Colombia’s Student Movement Resists
Elizabeth G. Walsh
North American Congress on Latin America (NACLA)
October 24, 2006
On the morning of Oct. 5, Julián Andrés Hurtado, a 29-year-old student leader at the University of Valle in Cali, Colombia, died from gunshots to the head. Julian, who was just one week away from graduation, served as a student representative to the academic council of his school, the largest public university in Cali. The attack on Hurtado, which occurred in his neighborhood at midnight the night before he died, marked the one-year anniversary of massive student protests following the assassination of Johnny Silva, another student leader who was killed—many suspect by the police—on the university’s campus.
Students at the University of Valle responded to the news of Hurtado’s death immediately, gathering on campus and releasing a communiqué declaring, “It is clear that this act is political … we are dealing with a crime of the state.” Three thousand students left the campus to protest, and immediately upon entering the street, found themselves fired upon by gunmen concealed in a black car with tinted windows. Fortunately, no one was injured in this attempt.
Colombian university student leaders such as Hurtado are no strangers to threats. In July threats arrived by email to members of the National University Federation, from a source calling itself “Free Colombia 2006-2010,” accusing them of being “guerrillas dressed up as students.” The threats expressed support for the hard-line policies of President Álvaro Uribe and warned the students to leave their universities and homes.

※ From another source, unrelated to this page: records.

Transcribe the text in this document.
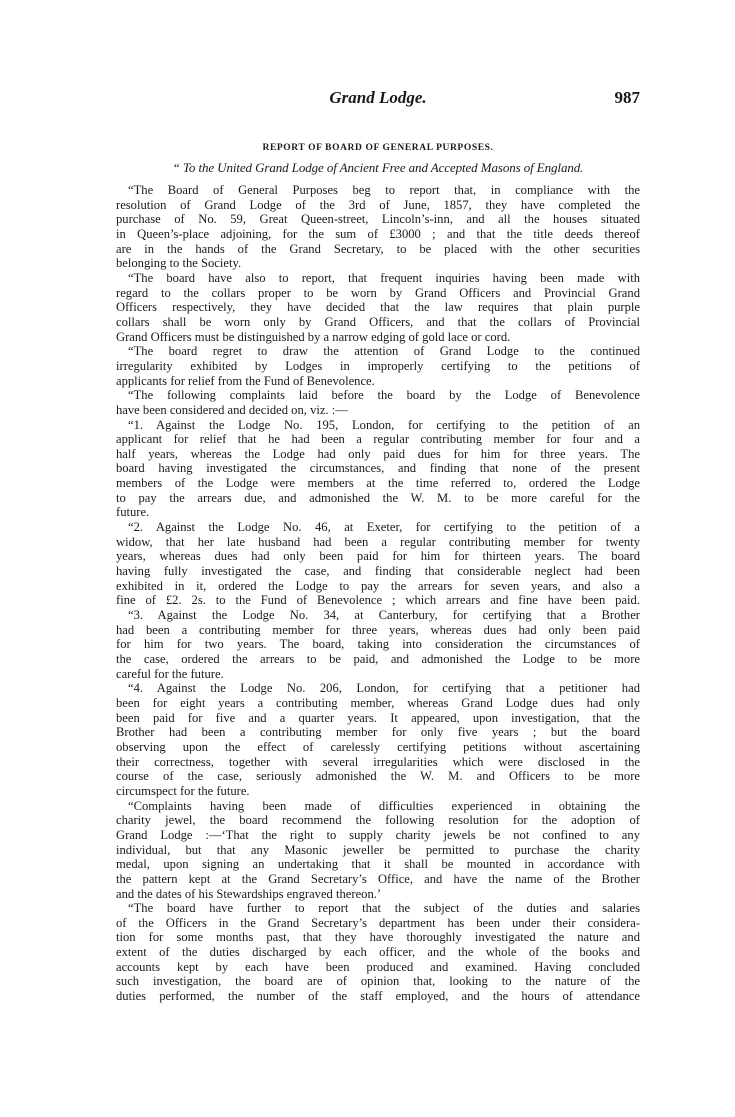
Grand Lodge.	987
REPORT OF BOARD OF GENERAL PURPOSES.
“ To the United Grand Lodge of Ancient Free and Accepted Masons of England.
“The Board of General Purposes beg to report that, in compliance with the
resolution of Grand Lodge of the 3rd of June, 1857, they have completed the
purchase of No. 59, Great Queen-street, Lincoln’s-inn, and all the houses situated
in Queen’s-place adjoining, for the sum of £3000 ; and that the title deeds thereof
are in the hands of the Grand Secretary, to be placed with the other securities
belonging to the Society.
“The board have also to report, that frequent inquiries having been made with
regard to the collars proper to be worn by Grand Officers and Provincial Grand
Officers respectively, they have decided that the law requires that plain purple
collars shall be worn only by Grand Officers, and that the collars of Provincial
Grand Officers must be distinguished by a narrow edging of gold lace or cord.
“The board regret to draw the attention of Grand Lodge to the continued
irregularity exhibited by Lodges in improperly certifying to the petitions of
applicants for relief from the Fund of Benevolence.
“The following complaints laid before the board by the Lodge of Benevolence
have been considered and decided on, viz. :—
“1. Against the Lodge No. 195, London, for certifying to the petition of an
applicant for relief that he had been a regular contributing member for four and a
half years, whereas the Lodge had only paid dues for him for three years. The
board having investigated the circumstances, and finding that none of the present
members of the Lodge were members at the time referred to, ordered the Lodge
to pay the arrears due, and admonished the W. M. to be more careful for the
future.
“2. Against the Lodge No. 46, at Exeter, for certifying to the petition of a
widow, that her late husband had been a regular contributing member for twenty
years, whereas dues had only been paid for him for thirteen years. The board
having fully investigated the case, and finding that considerable neglect had been
exhibited in it, ordered the Lodge to pay the arrears for seven years, and also a
fine of £2. 2s. to the Fund of Benevolence ; which arrears and fine have been paid.
“3. Against the Lodge No. 34, at Canterbury, for certifying that a Brother
had been a contributing member for three years, whereas dues had only been paid
for him for two years. The board, taking into consideration the circumstances of
the case, ordered the arrears to be paid, and admonished the Lodge to be more
careful for the future.
“4. Against the Lodge No. 206, London, for certifying that a petitioner had
been for eight years a contributing member, whereas Grand Lodge dues had only
been paid for five and a quarter years. It appeared, upon investigation, that the
Brother had been a contributing member for only five years ; but the board
observing upon the effect of carelessly certifying petitions without ascertaining
their correctness, together with several irregularities which were disclosed in the
course of the case, seriously admonished the W. M. and Officers to be more
circumspect for the future.
“Complaints having been made of difficulties experienced in obtaining the
charity jewel, the board recommend the following resolution for the adoption of
Grand Lodge :—‘That the right to supply charity jewels be not confined to any
individual, but that any Masonic jeweller be permitted to purchase the charity
medal, upon signing an undertaking that it shall be mounted in accordance with
the pattern kept at the Grand Secretary’s Office, and have the name of the Brother
and the dates of his Stewardships engraved thereon.’
“The board have further to report that the subject of the duties and salaries
of the Officers in the Grand Secretary’s department has been under their considera-
tion for some months past, that they have thoroughly investigated the nature and
extent of the duties discharged by each officer, and the whole of the books and
accounts kept by each have been produced and examined. Having concluded
such investigation, the board are of opinion that, looking to the nature of the
duties performed, the number of the staff employed, and the hours of attendance
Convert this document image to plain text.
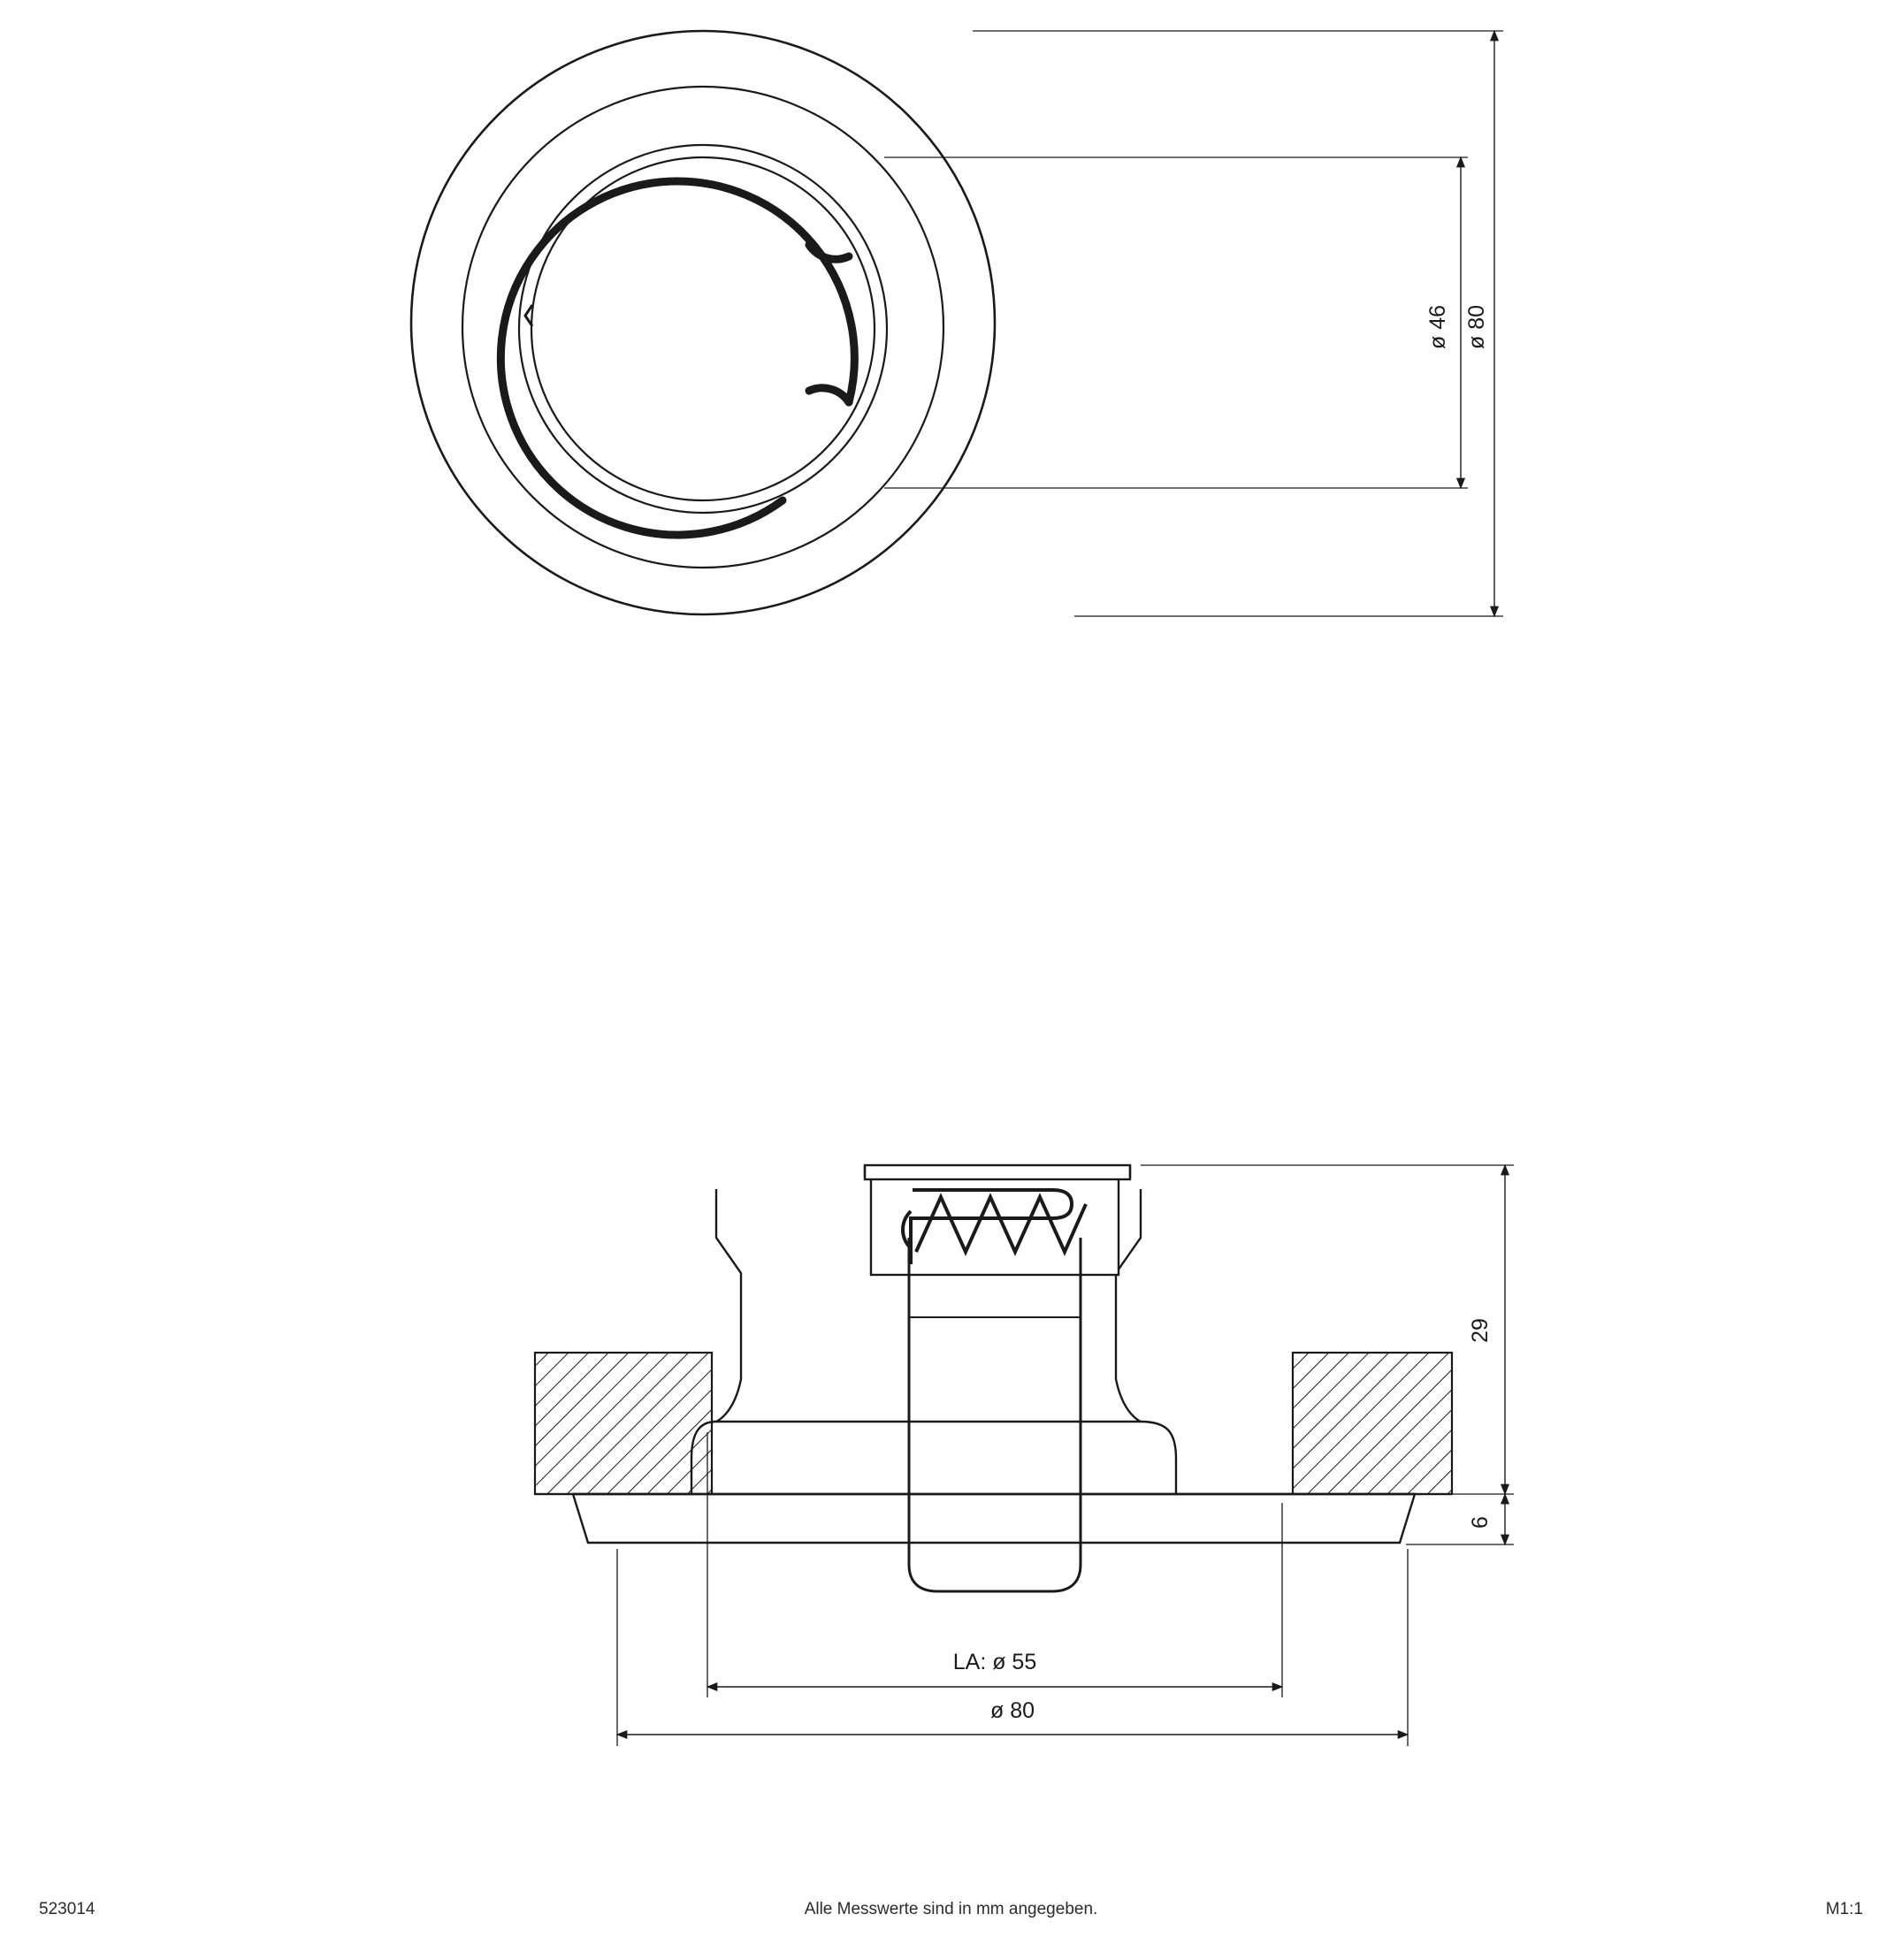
ø 46 ø 80
29
6
LA: ø 55
ø 80
523014	Alle Messwerte sind in mm angegeben.	M1:1
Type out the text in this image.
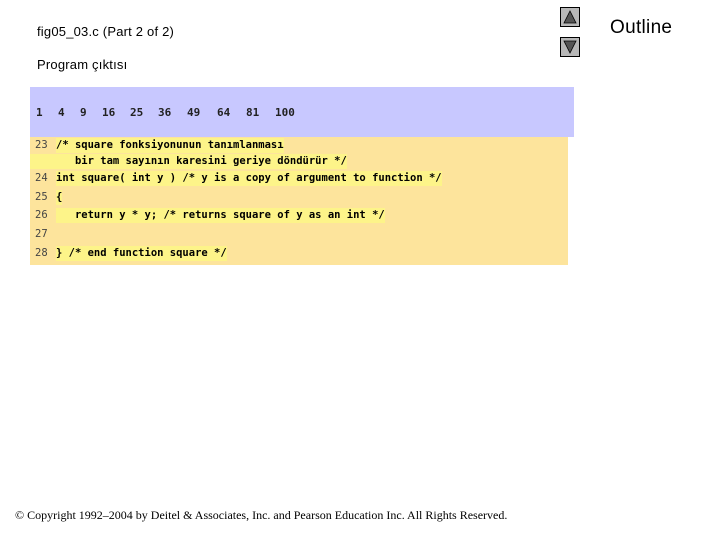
fig05_03.c (Part 2 of 2)
Program çıktısı
Outline
1 4 9 16 25 36 49 64 81 100
23 /* square fonksiyonunun tanımlanması
bir tam sayının karesini geriye döndürür */
24 int square( int y ) /* y is a copy of argument to function */
25 {
26 return y * y; /* returns square of y as an int */
27
28 } /* end function square */
© Copyright 1992–2004 by Deitel & Associates, Inc. and Pearson Education Inc. All Rights Reserved.
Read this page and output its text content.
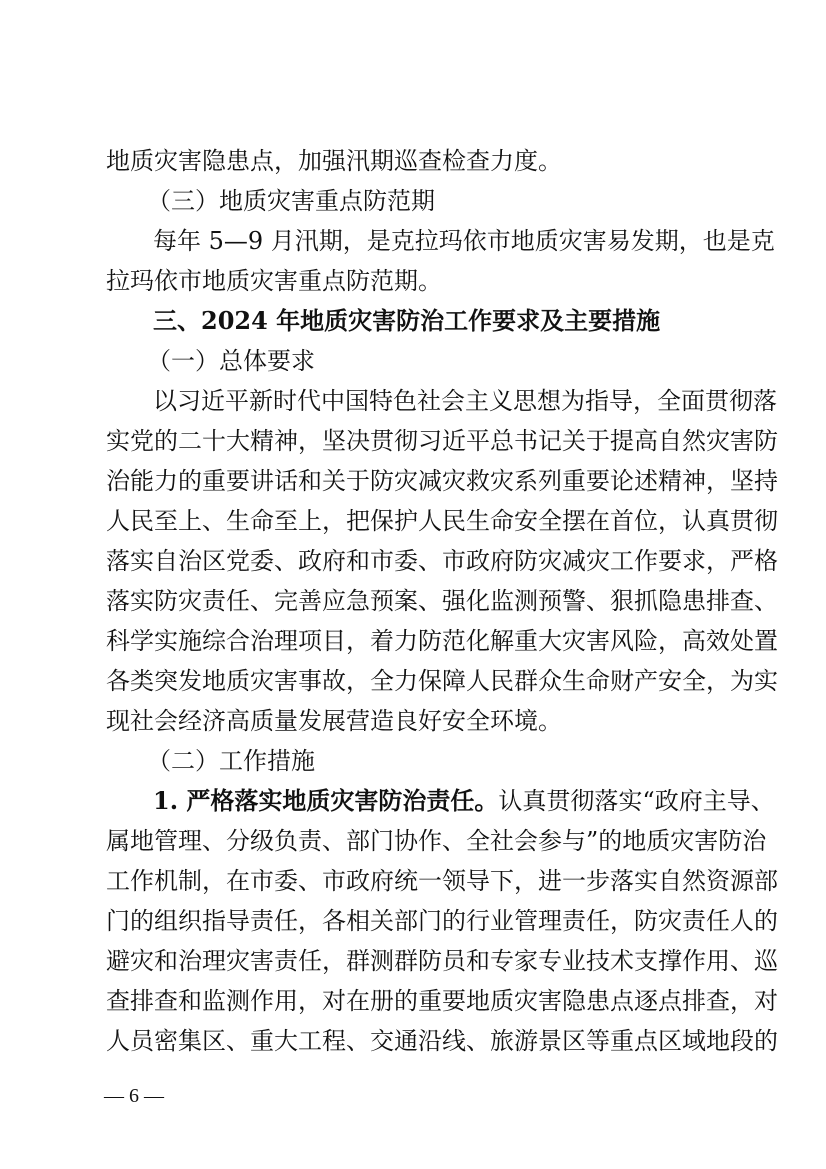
地质灾害隐患点，加强汛期巡查检查力度。
（三）地质灾害重点防范期
每年 5—9 月汛期，是克拉玛依市地质灾害易发期，也是克
拉玛依市地质灾害重点防范期。
三、2024 年地质灾害防治工作要求及主要措施
（一）总体要求
以习近平新时代中国特色社会主义思想为指导，全面贯彻落
实党的二十大精神，坚决贯彻习近平总书记关于提高自然灾害防
治能力的重要讲话和关于防灾减灾救灾系列重要论述精神，坚持
人民至上、生命至上，把保护人民生命安全摆在首位，认真贯彻
落实自治区党委、政府和市委、市政府防灾减灾工作要求，严格
落实防灾责任、完善应急预案、强化监测预警、狠抓隐患排查、
科学实施综合治理项目，着力防范化解重大灾害风险，高效处置
各类突发地质灾害事故，全力保障人民群众生命财产安全，为实
现社会经济高质量发展营造良好安全环境。
（二）工作措施
1. 严格落实地质灾害防治责任。认真贯彻落实“政府主导、
属地管理、分级负责、部门协作、全社会参与”的地质灾害防治
工作机制，在市委、市政府统一领导下，进一步落实自然资源部
门的组织指导责任，各相关部门的行业管理责任，防灾责任人的
避灾和治理灾害责任，群测群防员和专家专业技术支撑作用、巡
查排查和监测作用，对在册的重要地质灾害隐患点逐点排查，对
人员密集区、重大工程、交通沿线、旅游景区等重点区域地段的
— 6 —
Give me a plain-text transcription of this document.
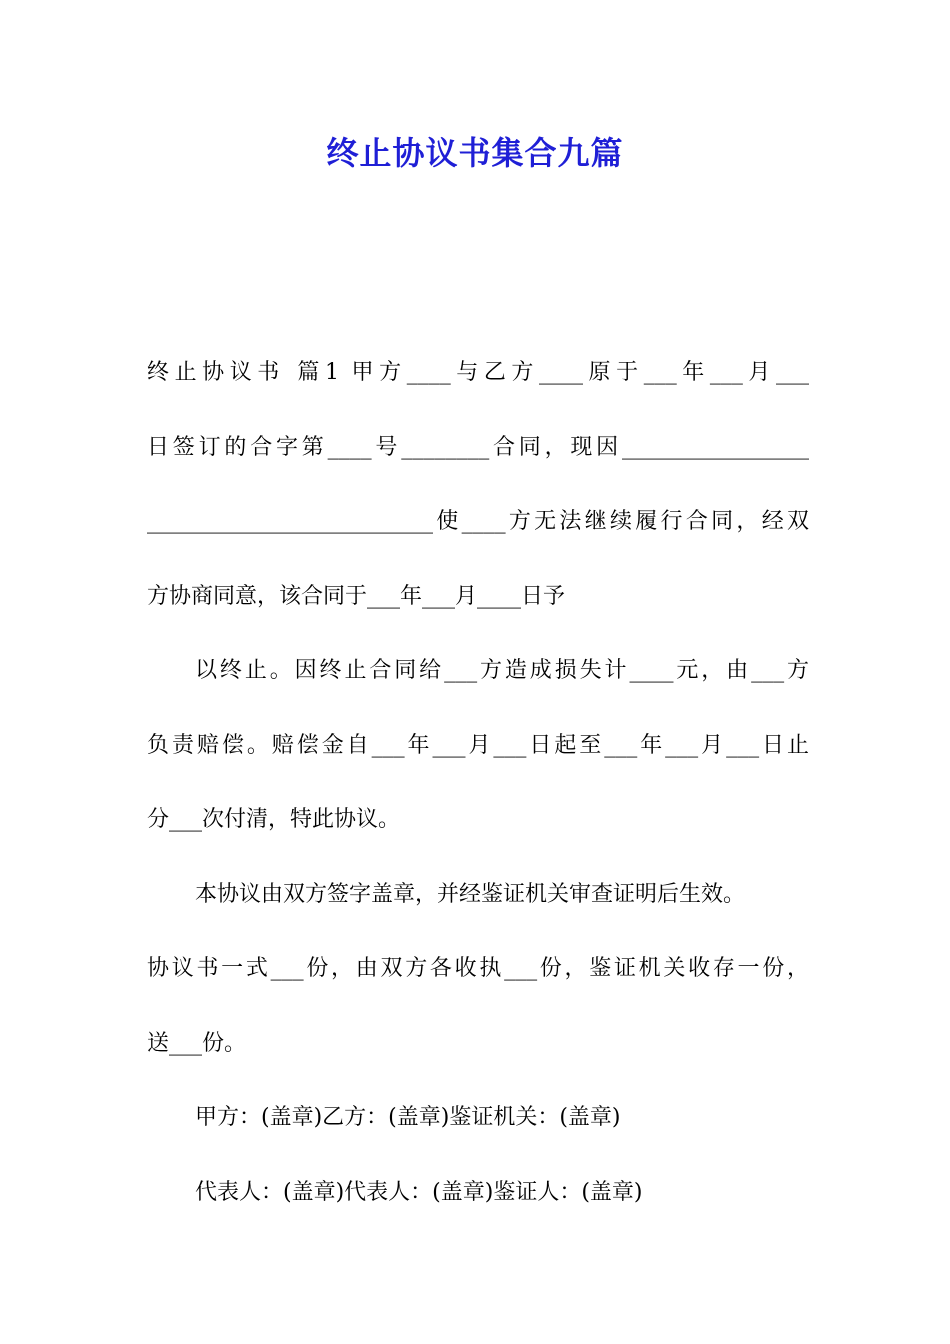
终止协议书集合九篇
终止协议书 篇1 甲方____与乙方____原于___年___月___
日签订的合字第____号________合同，现因_________________
__________________________使____方无法继续履行合同，经双
方协商同意，该合同于___年___月____日予
以终止。因终止合同给___方造成损失计____元，由___方
负责赔偿。赔偿金自___年___月___日起至___年___月___日止
分___次付清，特此协议。
本协议由双方签字盖章，并经鉴证机关审查证明后生效。
协议书一式___份，由双方各收执___份，鉴证机关收存一份，
送___份。
甲方：(盖章)乙方：(盖章)鉴证机关：(盖章)
代表人：(盖章)代表人：(盖章)鉴证人：(盖章)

The same month student leaders and members of the Colombian Association of University Students at the University of Cauca received threats from the United Self-Defense Forces of Colombia (AUC), the country’s largest right-wing paramilitary group, which is supposed to have been completely demobilized in a peace process with the government. And just before Uribe won a second term in May, blacklists naming students, professors and alumni arrived to the University of Antioquia in the city of Medellín. These threats accused those named of being members of the FARC and ELN guerrilla groups and were signed by the “Self-Defense Forces of the University of Antioquia.” The threats follow a typical pattern in Colombia, in which the human rights activists critical of the government are accused of being guerrillas dressed in civilian clothes, an accusation that even President Uribe has made of civil society organizations opposed to his military policy of “Democratic Security.”